Preliminary annotation experiments on Medieval Greek

Colin Swaelens, Ilse De Vos and Els Lefever

The Greek language has a written tradition of almost 3,000 years, a unique and incomparable resource in Europe for linguistic research. Both the Ancient and Modern Greek language have been extensively researched, whereas the 1,000 years lying in between were of much less interest to linguists. A case in point is the first comprehensive grammar of Medieval Greek, which was only published in 2019 (Holton et al. 2019).

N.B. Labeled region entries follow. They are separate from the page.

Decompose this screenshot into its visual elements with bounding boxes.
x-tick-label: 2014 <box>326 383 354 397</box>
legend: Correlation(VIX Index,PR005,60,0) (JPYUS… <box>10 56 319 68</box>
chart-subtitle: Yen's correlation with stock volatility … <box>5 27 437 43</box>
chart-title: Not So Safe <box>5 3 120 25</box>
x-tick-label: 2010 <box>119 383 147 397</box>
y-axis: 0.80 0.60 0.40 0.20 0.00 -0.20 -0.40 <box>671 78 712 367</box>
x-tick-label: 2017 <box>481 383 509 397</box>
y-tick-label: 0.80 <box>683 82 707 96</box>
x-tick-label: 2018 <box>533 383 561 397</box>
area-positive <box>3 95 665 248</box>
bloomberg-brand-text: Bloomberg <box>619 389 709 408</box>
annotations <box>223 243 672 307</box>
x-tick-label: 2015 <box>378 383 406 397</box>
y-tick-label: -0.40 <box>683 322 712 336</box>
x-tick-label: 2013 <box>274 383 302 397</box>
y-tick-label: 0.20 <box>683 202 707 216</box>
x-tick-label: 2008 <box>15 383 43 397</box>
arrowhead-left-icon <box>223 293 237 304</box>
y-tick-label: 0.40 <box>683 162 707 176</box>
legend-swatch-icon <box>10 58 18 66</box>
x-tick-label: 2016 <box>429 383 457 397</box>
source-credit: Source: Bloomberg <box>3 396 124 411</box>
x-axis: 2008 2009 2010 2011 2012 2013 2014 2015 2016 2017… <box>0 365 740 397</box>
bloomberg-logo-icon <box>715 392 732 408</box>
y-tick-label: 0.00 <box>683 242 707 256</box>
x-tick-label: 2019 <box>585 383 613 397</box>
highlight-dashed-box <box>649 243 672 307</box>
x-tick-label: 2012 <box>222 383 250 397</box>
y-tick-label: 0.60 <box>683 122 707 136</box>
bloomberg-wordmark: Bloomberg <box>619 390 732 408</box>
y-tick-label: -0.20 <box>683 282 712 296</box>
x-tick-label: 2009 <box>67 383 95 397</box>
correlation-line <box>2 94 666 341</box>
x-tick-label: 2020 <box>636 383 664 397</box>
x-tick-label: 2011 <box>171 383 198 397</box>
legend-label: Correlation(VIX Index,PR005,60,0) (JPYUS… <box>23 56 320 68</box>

Similarly, although several (annotated) corpora and natural language processing approaches have been developed for both Ancient and Modern Greek, only very few corpora of Medieval Greek exist. To our knowledge, GREgORI corpus is the only one to be annotated, i.e. lemmatised (Kindt 2004). Since Kindt, the first NLP initiative for Medieval Greek was undertaken by Singh and colleagues, who developed both a BERT-based language model for Ancient Greek and a morphological analysis tool for Ancient as well as Medieval Greek (Singh et al. 2021).

However, this tool has not been applied yet to original, unedited Medieval Greek data. Precisely that type of data is stored at the Database of Byzantine Book Epigrams (DBBE, https://www.dbbe.ugent.be), an ongoing project at Ghent University disclosing over 10,000 epigrams. These epigrams are stored in both their original, unedited form as they are found in manuscripts (so-called occurrences) and in a standardised version (so-called types). The original epigrams are full of orthographic mistakes and many times lacunae occur as well, which makes it hard to automatically perform morphological analysis. Although this might be challenging, we will develop a pipeline to linguistically pre-process these Medieval Greek texts, i.e. provide every token with a part-of-speech tag, complete morphological analysis and lemma.

In this paper, we report on the preliminary annotation experiments: a label set and annotation guidelines were set up and validated by means of an inter-annotator agreement experiment. For the annotation, the data set was pre-annotated by the morphological analysis tool of Singh and colleagues and needed to be reviewed, corrected and provided with the correct lemma for every token. The experiment was carried out by three annotators on 1,022 tokens, which yielded an agreement score of 92%, using Cohen’s kappa. As a next step, we will retrain the BERT language model of Singh and colleagues on the original epigrams from the DBBE, since their version was trained only on Ancient Greek texts. Once that is completed, we have a solid basis to start developing the pre-processing pipeline for Medieval Greek.